Football competition is very strong. There is the keenest sort of rivalry among college teams. There is very little love on the part of the men who play against each other on the day of the contest, but after the game is all over, and these men meet in after years, very strong friendships are often formed. Sometimes these opponents never meet again, but down deep in their hearts they have a most wholesome regard for each other, and so in my recollections of the old heroes, it will be most interesting to hear in their own words, something about their own achievements and experiences in the games they played thirty years ago. Hector Cowan, who captained the '88 team at Princeton, played three years against George Woodruff of Yale. It has been twenty-eight years since that wonderful battle took place between these two men. It is still talked about by people who saw the game, and now let us read what these two contestants say about each other.

"Of the three years that I played guard I met George Woodruff as my opponent," says Cowan, "and I always felt that he was the strongest man I had to meet and one who was always on the square. He played the game for what it was worth, and he showed later that he could teach it to others by the way he taught the Penn' team."

Says George Woodruff, delving into the old days: "Hector Cowan played against me three years at guard, and he fully deserves the reputation he had at that time in every particular of the game, including running with the ball. I doubt whether any other Princeton man was ever more able to make ground whenever he tried, although Cowan was not in any particular a showy player. For some reason or other, Cowan seems to have had a reputation for rough play, which shows how untrue traditions can be handed down. I never played against or with a finer and steadier player, or one more free from the remotest desire to play roughly for the sake of roughness itself."

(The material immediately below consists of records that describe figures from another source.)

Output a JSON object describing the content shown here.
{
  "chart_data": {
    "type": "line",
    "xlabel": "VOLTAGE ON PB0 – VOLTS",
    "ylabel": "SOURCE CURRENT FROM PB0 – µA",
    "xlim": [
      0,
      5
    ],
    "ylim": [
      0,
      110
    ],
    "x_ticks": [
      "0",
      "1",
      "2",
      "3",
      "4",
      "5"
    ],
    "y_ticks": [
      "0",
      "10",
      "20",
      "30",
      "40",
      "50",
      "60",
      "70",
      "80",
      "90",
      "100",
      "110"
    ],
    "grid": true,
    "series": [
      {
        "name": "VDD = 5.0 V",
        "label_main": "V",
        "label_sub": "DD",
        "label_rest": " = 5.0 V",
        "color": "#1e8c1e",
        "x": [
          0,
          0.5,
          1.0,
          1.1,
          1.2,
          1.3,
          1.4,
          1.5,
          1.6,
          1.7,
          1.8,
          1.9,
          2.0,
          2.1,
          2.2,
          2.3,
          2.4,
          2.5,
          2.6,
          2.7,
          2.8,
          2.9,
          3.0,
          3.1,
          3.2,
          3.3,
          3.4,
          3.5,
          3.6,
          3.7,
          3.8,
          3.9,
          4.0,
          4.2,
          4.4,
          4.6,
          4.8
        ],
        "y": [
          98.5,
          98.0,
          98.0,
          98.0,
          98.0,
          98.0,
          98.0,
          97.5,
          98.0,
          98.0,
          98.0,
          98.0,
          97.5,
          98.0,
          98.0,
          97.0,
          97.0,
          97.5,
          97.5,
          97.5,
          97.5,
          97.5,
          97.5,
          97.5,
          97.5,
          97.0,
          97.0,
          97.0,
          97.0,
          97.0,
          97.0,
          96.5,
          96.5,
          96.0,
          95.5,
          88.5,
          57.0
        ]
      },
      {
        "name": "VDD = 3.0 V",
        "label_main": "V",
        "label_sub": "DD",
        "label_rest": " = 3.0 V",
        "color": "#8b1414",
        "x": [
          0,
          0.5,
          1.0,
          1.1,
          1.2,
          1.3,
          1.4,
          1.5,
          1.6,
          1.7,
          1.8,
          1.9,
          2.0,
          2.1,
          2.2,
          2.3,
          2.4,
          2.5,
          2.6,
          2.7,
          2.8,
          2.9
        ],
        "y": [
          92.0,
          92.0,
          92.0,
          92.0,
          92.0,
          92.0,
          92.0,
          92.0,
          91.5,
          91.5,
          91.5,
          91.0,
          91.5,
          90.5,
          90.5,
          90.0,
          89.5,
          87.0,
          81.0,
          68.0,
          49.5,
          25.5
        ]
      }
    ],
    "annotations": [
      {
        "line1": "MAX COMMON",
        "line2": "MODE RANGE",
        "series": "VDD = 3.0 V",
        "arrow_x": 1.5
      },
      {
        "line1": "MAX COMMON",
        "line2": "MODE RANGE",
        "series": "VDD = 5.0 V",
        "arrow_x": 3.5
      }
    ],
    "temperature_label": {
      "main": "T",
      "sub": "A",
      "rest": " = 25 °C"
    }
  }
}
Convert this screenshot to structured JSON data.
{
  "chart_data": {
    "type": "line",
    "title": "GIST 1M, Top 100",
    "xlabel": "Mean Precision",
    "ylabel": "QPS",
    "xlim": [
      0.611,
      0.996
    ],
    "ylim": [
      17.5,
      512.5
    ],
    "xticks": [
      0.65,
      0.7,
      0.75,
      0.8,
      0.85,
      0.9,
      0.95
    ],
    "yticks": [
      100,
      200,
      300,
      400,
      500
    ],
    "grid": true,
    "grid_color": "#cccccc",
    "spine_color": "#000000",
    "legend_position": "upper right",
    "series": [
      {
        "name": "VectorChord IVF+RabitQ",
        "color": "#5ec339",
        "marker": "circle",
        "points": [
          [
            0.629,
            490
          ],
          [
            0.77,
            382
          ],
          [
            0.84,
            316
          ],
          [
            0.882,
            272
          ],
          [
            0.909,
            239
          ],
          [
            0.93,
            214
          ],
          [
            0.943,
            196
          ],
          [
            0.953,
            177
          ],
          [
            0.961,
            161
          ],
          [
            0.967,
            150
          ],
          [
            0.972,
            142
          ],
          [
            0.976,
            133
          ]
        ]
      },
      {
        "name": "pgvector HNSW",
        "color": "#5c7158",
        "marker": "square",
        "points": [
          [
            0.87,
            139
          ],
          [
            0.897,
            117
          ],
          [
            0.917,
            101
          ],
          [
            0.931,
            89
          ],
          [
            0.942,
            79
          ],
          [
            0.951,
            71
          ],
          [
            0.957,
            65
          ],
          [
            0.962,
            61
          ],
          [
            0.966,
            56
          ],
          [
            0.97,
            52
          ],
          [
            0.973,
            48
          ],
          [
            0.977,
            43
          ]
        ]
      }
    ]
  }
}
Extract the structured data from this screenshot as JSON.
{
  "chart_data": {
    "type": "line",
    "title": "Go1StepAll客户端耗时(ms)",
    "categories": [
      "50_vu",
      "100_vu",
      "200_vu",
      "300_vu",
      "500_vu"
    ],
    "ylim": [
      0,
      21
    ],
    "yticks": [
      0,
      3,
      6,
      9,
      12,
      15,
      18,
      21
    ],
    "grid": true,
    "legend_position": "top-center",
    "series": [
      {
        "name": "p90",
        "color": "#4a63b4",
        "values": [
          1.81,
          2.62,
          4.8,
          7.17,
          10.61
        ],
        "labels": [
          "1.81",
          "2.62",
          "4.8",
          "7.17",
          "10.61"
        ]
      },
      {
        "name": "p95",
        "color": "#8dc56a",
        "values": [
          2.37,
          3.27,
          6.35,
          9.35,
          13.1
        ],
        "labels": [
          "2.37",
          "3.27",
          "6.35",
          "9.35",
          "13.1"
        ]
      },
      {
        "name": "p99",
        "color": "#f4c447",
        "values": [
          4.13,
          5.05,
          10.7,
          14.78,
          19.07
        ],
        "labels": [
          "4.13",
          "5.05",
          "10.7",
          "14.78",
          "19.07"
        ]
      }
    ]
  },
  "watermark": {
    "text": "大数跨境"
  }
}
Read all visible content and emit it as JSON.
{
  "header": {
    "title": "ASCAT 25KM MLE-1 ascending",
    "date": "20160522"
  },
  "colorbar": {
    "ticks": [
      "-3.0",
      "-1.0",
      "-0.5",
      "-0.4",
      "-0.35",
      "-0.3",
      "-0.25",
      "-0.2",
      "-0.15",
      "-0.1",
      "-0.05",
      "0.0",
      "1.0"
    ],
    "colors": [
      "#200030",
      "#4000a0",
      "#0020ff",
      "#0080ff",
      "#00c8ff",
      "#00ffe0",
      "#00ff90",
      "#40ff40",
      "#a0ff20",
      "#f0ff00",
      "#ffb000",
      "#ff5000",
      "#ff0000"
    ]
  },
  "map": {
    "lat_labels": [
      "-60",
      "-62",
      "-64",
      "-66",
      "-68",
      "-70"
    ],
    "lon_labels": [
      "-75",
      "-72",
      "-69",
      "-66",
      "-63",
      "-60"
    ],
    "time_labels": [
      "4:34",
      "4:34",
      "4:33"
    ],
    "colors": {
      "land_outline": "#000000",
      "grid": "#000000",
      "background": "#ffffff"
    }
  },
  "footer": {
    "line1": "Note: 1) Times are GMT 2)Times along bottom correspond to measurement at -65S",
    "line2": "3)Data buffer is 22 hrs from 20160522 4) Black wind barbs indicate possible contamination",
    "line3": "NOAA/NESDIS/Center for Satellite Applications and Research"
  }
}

When Heffelfinger's last game had been played there appeared in a newspaper of November 26th, 1888, a farewell to Heffelfinger.

Good-by Heff! the boys will miss you,
And the old men, too, and the girls;
You tossed the other side about as if they were ten-pins;
You took Little Bliss under your wing and he ran with the ball like a pilot boat by the Teutonic.
You used eyes, ears, shoulders, legs, arms and head and took it all in.
You're the best football rusher America, or the world, has shown;
And best of all you never slugged, lost your temper or did anything mean;
Oh come thou mighty one, go not away,
The team thou must not fail:
Stay where thou art, please, Heffelfinger, stay,
And still be true to Yale—
Linger, yet linger, Heffelfinger, a truly civil engineer.
His trust would ne'er surrender; unstrap thy trunks,
Excuse this scalding tear.
Still be Yale's best defender! Linger, oh, linger, Heffelfinger.
Princeton and Harvard, there is cause to fear
Will dance joy's double shuffle when of thy Western flight they come to hear.
Stay and their tempers ruffle. Linger, oh, linger, Heffelfinger.

John Cranston

"My inspiration for the game came when my country cousin returned from Exeter and told me he believed I had the making of a football player," says John Cranston, who was Harvard's famous old center and former coach. "At once I pestered him with all kinds of questions about the requirements, and believed that some day I would do something. I shall always remember my first day on the field at Exeter. Lacking the wherewithal to buy the regulation suit, I appeared in the none too strong blue shirt and overalls used on the farm. I remember too that it was not long before Harding said: 'Take that young countryman to the gymnasium before he is injured for life; he doesn't know which way to run when he gets the ball; he doesn't know the game; and he looks too thick headed to play the game anyway.'

"As boys on neighboring farms of Western New York, three of us, who were later to play on different college teams, hunted skunks and rabbits together. Had we been on the same team we would have been side by side. Cook was a great tackle at Princeton; Reed one of the best guards Cornell ever had; and I, owing to some good team mates, played as center on the first Harvard eleven to defeat Yale. It is said that Cook in his first game at Exeter grabbed the ball and started for his own goal for a touchdown, and that Reed after playing the long afternoon in the game which Cornell won, asked the Referee which side was victorious.

"I well remember that at Exeter we were planning how to celebrate our victory over Andover, even to the most minute detail. We knew who was to ring the academy and church bells of the town, and where we were to have the bonfire at night. We were deprived of that pleasure on account of the great playing and better spirit of the Andover team. A few of our Exeter men then and there made a silent compact that Exeter would feel a little better after another contest with Andover. The following three years we defeated Andover by large scores.

"Any one who has played the game can recall some amusing situations. I recall the first year at Harvard when we were playing against the Andover team that suddenly the whole Andover School gave the Yale cheer. Dud Dean, who was behind me, fired up and said it was the freshest thing he had ever heard. At Springfield I remember one Yale-Harvard game started with ten men of my own school, Exeter, in the game. In another Yale game we were told to look ugly and defiant as we lined up to face Yale, but I was forced to laugh long and hard when I found myself facing Frankie Barbour, the little Yale quarter, who lived with me in the same dormitory at Exeter for three years."